Molyneux then went into more detail on the development of the game – including how they got around the voice recognition by ‘cheating’, whereas today it’s “almost a solved problem” with the likes of AI chatbots – before explaining why it was ultimately never released.

According to Molyneux, the first blow was that the Kinect shown to him was eventually downgraded significantly, affecting the possibilities for the game.

“Unfortunately, as we were developing Milo, so the Kinect device was being developed,” he said. “And they realised that the device that Alex Kipman first showed off would cost $5,000 for consumers to buy. So they cost-reduced that device down to such a point, where the field-of-view…I think it was a minuscule field-of-view. In other words, it could only just see what’s straight in front of you.”
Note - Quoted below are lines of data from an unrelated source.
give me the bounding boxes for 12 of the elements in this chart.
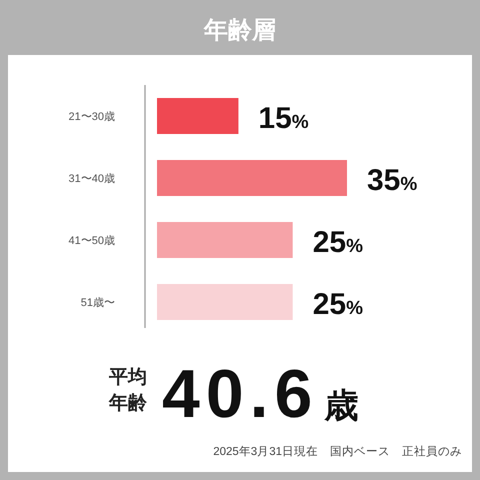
y-tick-label: 21〜30歳 <box>68 110 115 123</box>
text: 平均 <box>108 367 147 388</box>
y-tick-label: 51歳〜 <box>80 296 115 309</box>
data-label: 35% <box>367 164 418 197</box>
text: 年齢 <box>108 393 148 414</box>
data-label: 25% <box>312 288 364 321</box>
data-label: 15% <box>258 102 309 135</box>
chart-title: 年齢層 <box>203 17 276 44</box>
y-tick-label: 31〜40歳 <box>68 172 115 185</box>
text: 2025年3月31日現在 国内ベース 正社員のみ <box>213 445 462 458</box>
y-tick-label: 41〜50歳 <box>68 234 115 247</box>
data-label: 25% <box>312 226 364 259</box>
The final death knell for Project Milo in Molyneux’s eyes, however, was when Microsoft decided to market Kinect as a party device rather than a gaming device, something he had already colourfully explained he wasn’t in favour of.

“The death blow of Milo, which still breaks my heart to this day, was that it was decided that Kinect shouldn’t be a gaming device, it should be a party device,” he explained. “You should play a sports game with it, or dancing games with it. So, it just didn’t fit into the Microsoft portfolio, and unfortunately the project was cancelled.”

Molyneux concluded that nobody ever “saw the complete experience” because Project Milo was ultimately never finished. “But it was a magical thing,” he said.

“What was so magical about it? It wasn’t about heroes and aliens coming down, there wasn’t this ‘end of the world’ narrative scenario. It was just experiencing what it’s like to hang out with someone that loves you.”